One of the most fascinating little creatures was that of a caterpillar carrying what looked like a cocoon.... She was like a snail connected to its own home just itching for metamorphosis to bring it into a more expansive reality. Stacey picked the little guy up and it had the capacity to retract itself within its shelter and even close it up on demand.
Piles of giant Rocks challenged our own ability to scale and weigh our sense of reality.
Our second and last water cache on the Arizona Trail was equally stocked and with the pleasant addition of many varieties of Costco snacks. Trail Magic comes in many forms.
With a coyote running away from us and a road runner scurrying off ahead, we thought ourselves to be in a cartoon.

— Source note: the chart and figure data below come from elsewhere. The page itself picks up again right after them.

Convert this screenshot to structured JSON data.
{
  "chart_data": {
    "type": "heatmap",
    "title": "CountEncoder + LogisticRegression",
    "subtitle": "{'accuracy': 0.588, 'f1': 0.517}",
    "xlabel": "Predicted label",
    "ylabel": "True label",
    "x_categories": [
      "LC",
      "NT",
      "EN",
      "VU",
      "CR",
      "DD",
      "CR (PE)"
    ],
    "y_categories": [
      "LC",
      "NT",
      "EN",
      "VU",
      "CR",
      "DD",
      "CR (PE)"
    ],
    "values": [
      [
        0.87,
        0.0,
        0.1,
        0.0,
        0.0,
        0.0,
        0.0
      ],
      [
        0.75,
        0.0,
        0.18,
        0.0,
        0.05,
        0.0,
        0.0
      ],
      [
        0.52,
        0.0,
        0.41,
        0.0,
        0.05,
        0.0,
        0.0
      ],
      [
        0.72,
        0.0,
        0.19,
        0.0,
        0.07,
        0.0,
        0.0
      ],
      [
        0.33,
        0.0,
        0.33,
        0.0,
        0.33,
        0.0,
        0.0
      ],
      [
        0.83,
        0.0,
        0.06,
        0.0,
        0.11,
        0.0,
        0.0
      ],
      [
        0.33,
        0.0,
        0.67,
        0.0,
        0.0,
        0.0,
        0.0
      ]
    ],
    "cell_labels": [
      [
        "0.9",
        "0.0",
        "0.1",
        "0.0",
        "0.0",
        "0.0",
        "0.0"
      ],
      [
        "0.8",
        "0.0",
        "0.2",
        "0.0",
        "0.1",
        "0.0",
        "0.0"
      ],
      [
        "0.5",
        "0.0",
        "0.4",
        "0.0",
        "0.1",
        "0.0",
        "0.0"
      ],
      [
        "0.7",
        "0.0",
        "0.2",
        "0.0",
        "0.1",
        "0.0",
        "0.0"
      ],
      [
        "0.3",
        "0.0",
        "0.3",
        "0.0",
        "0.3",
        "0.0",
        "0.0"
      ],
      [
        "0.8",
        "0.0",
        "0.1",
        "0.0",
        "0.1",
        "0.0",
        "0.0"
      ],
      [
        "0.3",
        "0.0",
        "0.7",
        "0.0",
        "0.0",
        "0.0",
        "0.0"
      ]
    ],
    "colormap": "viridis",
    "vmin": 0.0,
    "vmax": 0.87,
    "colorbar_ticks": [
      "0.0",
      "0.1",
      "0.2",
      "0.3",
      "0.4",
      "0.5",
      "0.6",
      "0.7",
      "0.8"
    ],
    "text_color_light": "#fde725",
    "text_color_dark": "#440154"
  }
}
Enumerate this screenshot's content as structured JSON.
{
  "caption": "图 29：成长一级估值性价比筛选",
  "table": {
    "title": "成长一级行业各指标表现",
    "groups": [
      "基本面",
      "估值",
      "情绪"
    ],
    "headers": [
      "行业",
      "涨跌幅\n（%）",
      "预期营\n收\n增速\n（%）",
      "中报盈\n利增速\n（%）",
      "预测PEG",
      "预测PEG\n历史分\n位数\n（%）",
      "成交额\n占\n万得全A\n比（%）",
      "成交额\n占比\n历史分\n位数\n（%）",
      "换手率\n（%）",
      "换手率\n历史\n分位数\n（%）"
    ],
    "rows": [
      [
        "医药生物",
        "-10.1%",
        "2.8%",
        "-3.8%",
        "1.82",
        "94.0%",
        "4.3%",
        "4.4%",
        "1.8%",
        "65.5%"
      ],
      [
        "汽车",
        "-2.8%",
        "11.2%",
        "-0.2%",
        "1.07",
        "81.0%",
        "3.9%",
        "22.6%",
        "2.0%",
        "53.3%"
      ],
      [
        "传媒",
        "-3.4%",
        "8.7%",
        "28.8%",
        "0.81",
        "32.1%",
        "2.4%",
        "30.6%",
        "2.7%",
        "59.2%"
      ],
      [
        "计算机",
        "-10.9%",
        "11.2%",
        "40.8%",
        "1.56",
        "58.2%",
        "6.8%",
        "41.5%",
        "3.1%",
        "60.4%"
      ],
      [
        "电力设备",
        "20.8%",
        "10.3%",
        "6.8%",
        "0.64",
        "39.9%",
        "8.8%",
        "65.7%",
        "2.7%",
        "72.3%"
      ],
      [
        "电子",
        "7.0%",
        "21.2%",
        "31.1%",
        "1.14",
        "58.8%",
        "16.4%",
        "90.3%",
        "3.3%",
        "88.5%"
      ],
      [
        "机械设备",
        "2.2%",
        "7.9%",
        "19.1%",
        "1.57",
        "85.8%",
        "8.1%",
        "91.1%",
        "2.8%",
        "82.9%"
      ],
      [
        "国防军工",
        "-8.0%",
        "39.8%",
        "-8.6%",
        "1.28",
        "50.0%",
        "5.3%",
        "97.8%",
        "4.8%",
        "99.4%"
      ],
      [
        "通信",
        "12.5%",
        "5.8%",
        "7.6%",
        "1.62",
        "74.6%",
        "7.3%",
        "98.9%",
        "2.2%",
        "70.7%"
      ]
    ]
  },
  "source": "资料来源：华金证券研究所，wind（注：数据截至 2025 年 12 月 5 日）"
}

With the aerial acrobats of an American kestrel above us, we said our farewells to the AZT and descended a long wash to the east as we approached rest and relaxation in Mammoth, Arizona.
From Mammoth, Arizona, we climbed steadily through some healthy state trust land filled with prime specimens of Saguaro cacti that were accented by orange, yellow, and purple flowers.
Even the creosote bush was blooming where we were delighted to find yet another Gila Monster to talk to. High in the sky we were witness to a military cargo plane fueling two helicopters in mid air.
Now it was time to test our navigation skills by traversing cross country through various washes and ravines. Water would surface and then sink back into the sandy soil until it popped out again in especially rocky places.
Finding old jeep roads, we finally ascended Little Table Mountain where we could easily see the route through the desert we came through over the last couple of days.
The Black Hills, Oracle, and even the Santa Catalina Mountains where we passed through on the Arizona Trail could be easily seen on the horizon. Summerhaven and Mt Lemmon even appeared to have some snow upon its Crest. Amazingly, from the pass, we could even make out Saguaro National Park.
Saying farewell to the Santa Catalina's and the greater Mammoth region, we descended from the saddle into a unique Canyon overflowing with oak trees.
We were now on the Rug Road, named for having to use rugs and carpets on the steep hills going up and down very slidey canyons all the way to Turkey Creek. The road was made for what appeared to be a turquoise mine where ruins still stand today.
At Parsons Grove, an old Ranch home lay abandoned. While for comparison on Turkey Creek, a cliff dwelling saw its last occupants 600 years ago.
In these expansive canyons, Stacey and I decided to make rope cordage and a bracelet from yucca fibers to show the creative spirit that exists here in this remote water blessed wilderness.